I watched Julie & Julia a few nights ago. It melds the stories of Julia Child (what a cool lady!) and a middle-aged woman in a culinary rut who starts a blog documenting her efforts to hone her cooking skills by making all the recipes in Julia Child's Mastering the Art of French Cooking. I'm certainly no Julia and while I am not in a rut (nor do not consider myself "middle-aged"), I know my skills could use some honing. (If you remember, I said my baking was subpar.) I went to the library (fabulous place - all the books you need and more - for free) and checked out Julia Child's Julia's Kitchen Wisdom: Essential Techniques & Recipes from a Lifetime of Cooking and Alton Brown's I'm Just Here for More Food: Food+Mixing+Heat=Baking.
Now, the other night I was talking to a friend, and she asked me if I'd ever made anything so good but then forgotten how I'd made it. I told her the answer to that was yes, all the time - because I was a "mash together a recipe or two and then add a bit of this and a bit of that because I had ideas how to make it better" cooker. I further described my cooking style as "Throw a Bunch of Stuff in a Pan and It Tastes Great." On the FIRST PAGE of AB's baking book in the FIRST PARAGRAPH it says, and I quote, "'Cooks' who enjoy facing a pan and tossing in 'a bit of this and a bit of that' usually get away with it as long as they don't burn the meat or forget to put water in the rice..." (Yes, I've since searched my kitchen for hidden cameras.)
That may explain my baking handicap - either that or my oven is on crack (AB says all ovens lie) - or both. While I've made excellent cakes from scratch and can throw down a tasty quick bread or pan of muffins in no time, my breads, pie crusts and biscuits, in a word, stink.
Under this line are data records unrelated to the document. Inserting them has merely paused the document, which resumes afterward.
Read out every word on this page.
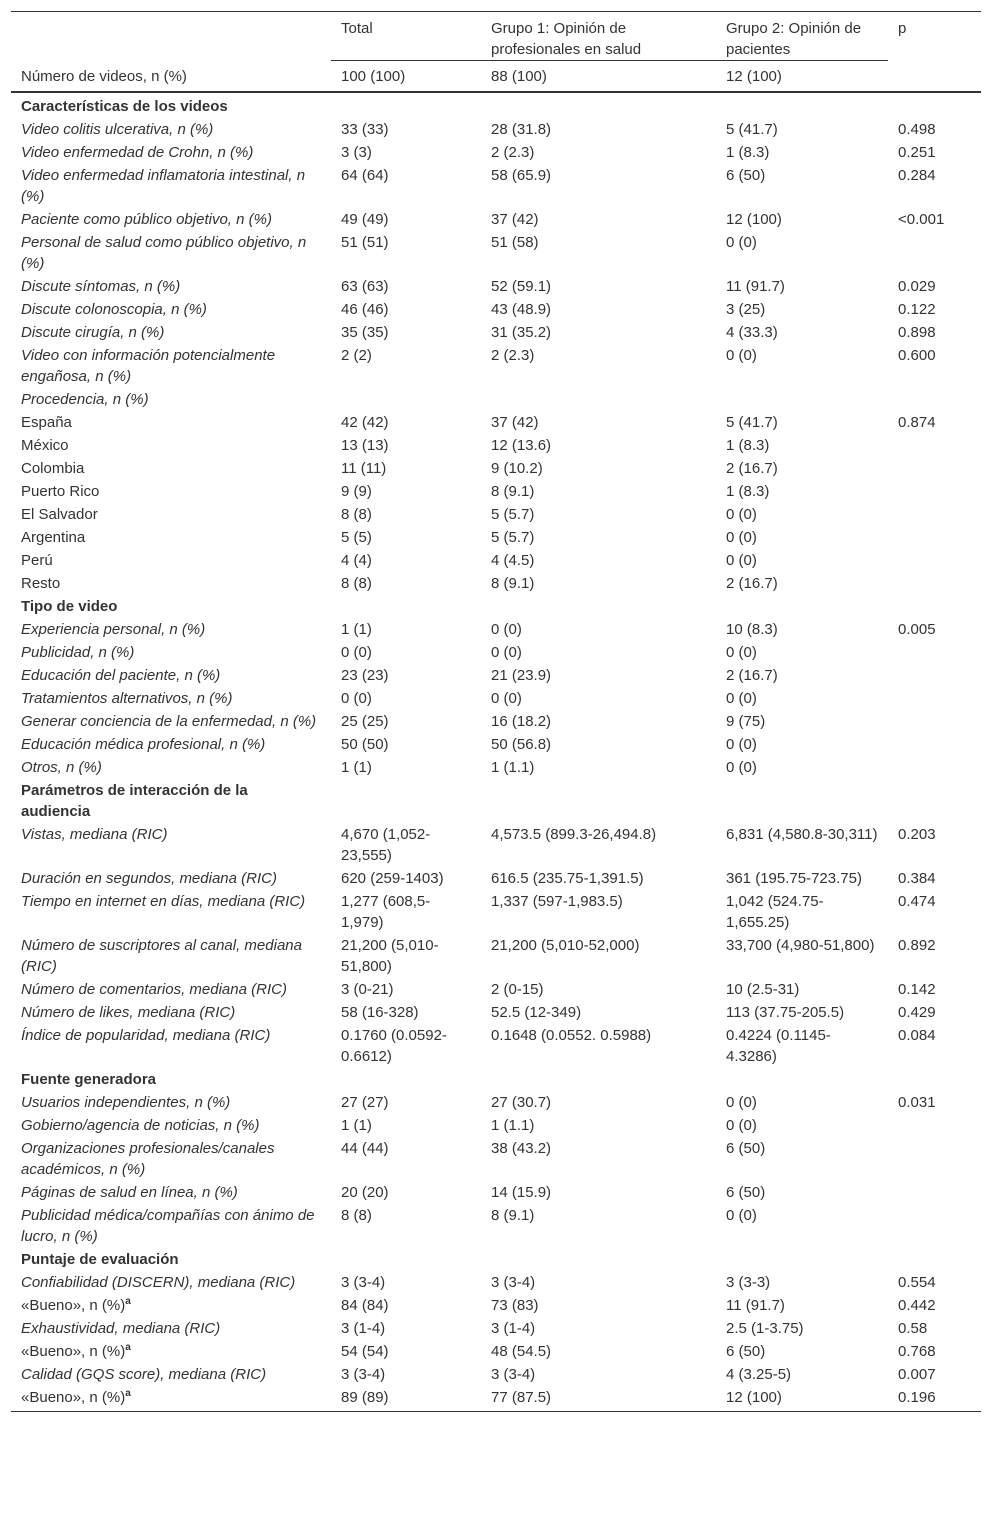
	Total	Grupo 1: Opinión de profesionales en salud	Grupo 2: Opinión de pacientes	p
Número de videos, n (%)	100 (100)	88 (100)	12 (100)	
Características de los videos				
Video colitis ulcerativa, n (%)	33 (33)	28 (31.8)	5 (41.7)	0.498
Video enfermedad de Crohn, n (%)	3 (3)	2 (2.3)	1 (8.3)	0.251
Video enfermedad inflamatoria intestinal, n (%)	64 (64)	58 (65.9)	6 (50)	0.284
Paciente como público objetivo, n (%)	49 (49)	37 (42)	12 (100)	<0.001
Personal de salud como público objetivo, n (%)	51 (51)	51 (58)	0 (0)	
Discute síntomas, n (%)	63 (63)	52 (59.1)	11 (91.7)	0.029
Discute colonoscopia, n (%)	46 (46)	43 (48.9)	3 (25)	0.122
Discute cirugía, n (%)	35 (35)	31 (35.2)	4 (33.3)	0.898
Video con información potencialmente engañosa, n (%)	2 (2)	2 (2.3)	0 (0)	0.600
Procedencia, n (%)				
España	42 (42)	37 (42)	5 (41.7)	0.874
México	13 (13)	12 (13.6)	1 (8.3)	
Colombia	11 (11)	9 (10.2)	2 (16.7)	
Puerto Rico	9 (9)	8 (9.1)	1 (8.3)	
El Salvador	8 (8)	5 (5.7)	0 (0)	
Argentina	5 (5)	5 (5.7)	0 (0)	
Perú	4 (4)	4 (4.5)	0 (0)	
Resto	8 (8)	8 (9.1)	2 (16.7)	
Tipo de video				
Experiencia personal, n (%)	1 (1)	0 (0)	10 (8.3)	0.005
Publicidad, n (%)	0 (0)	0 (0)	0 (0)	
Educación del paciente, n (%)	23 (23)	21 (23.9)	2 (16.7)	
Tratamientos alternativos, n (%)	0 (0)	0 (0)	0 (0)	
Generar conciencia de la enfermedad, n (%)	25 (25)	16 (18.2)	9 (75)	
Educación médica profesional, n (%)	50 (50)	50 (56.8)	0 (0)	
Otros, n (%)	1 (1)	1 (1.1)	0 (0)	
Parámetros de interacción de la audiencia				
Vistas, mediana (RIC)	4,670 (1,052-23,555)	4,573.5 (899.3-26,494.8)	6,831 (4,580.8-30,311)	0.203
Duración en segundos, mediana (RIC)	620 (259-1403)	616.5 (235.75-1,391.5)	361 (195.75-723.75)	0.384
Tiempo en internet en días, mediana (RIC)	1,277 (608,5-1,979)	1,337 (597-1,983.5)	1,042 (524.75-1,655.25)	0.474
Número de suscriptores al canal, mediana (RIC)	21,200 (5,010-51,800)	21,200 (5,010-52,000)	33,700 (4,980-51,800)	0.892
Número de comentarios, mediana (RIC)	3 (0-21)	2 (0-15)	10 (2.5-31)	0.142
Número de likes, mediana (RIC)	58 (16-328)	52.5 (12-349)	113 (37.75-205.5)	0.429
Índice de popularidad, mediana (RIC)	0.1760 (0.0592-0.6612)	0.1648 (0.0552. 0.5988)	0.4224 (0.1145-4.3286)	0.084
Fuente generadora				
Usuarios independientes, n (%)	27 (27)	27 (30.7)	0 (0)	0.031
Gobierno/agencia de noticias, n (%)	1 (1)	1 (1.1)	0 (0)	
Organizaciones profesionales/canales académicos, n (%)	44 (44)	38 (43.2)	6 (50)	
Páginas de salud en línea, n (%)	20 (20)	14 (15.9)	6 (50)	
Publicidad médica/compañías con ánimo de lucro, n (%)	8 (8)	8 (9.1)	0 (0)	
Puntaje de evaluación				
Confiabilidad (DISCERN), mediana (RIC)	3 (3-4)	3 (3-4)	3 (3-3)	0.554
«Bueno», n (%)$^a$	84 (84)	73 (83)	11 (91.7)	0.442
Exhaustividad, mediana (RIC)	3 (1-4)	3 (1-4)	2.5 (1-3.75)	0.58
«Bueno», n (%)$^a$	54 (54)	48 (54.5)	6 (50)	0.768
Calidad (GQS score), mediana (RIC)	3 (3-4)	3 (3-4)	4 (3.25-5)	0.007
«Bueno», n (%)$^a$	89 (89)	77 (87.5)	12 (100)	0.196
The rest of the first chapter goes on to explain why precision is essential to successful baking. Precision. I think I can handle that. I have a Salter Aquatronic Electronic Kitchen Scale that measures grams as well as ounces (and mililiters and fluid ounces) and a mathematical mind (I did teach myself trigonometry after all), so I intend to use this book - and whatever Julia has to say in hers - to be a better Good Cooker. I don't think I will make a souffle any time soon, but I may attempd the herbed Italian loaf again. I'll keep you posted.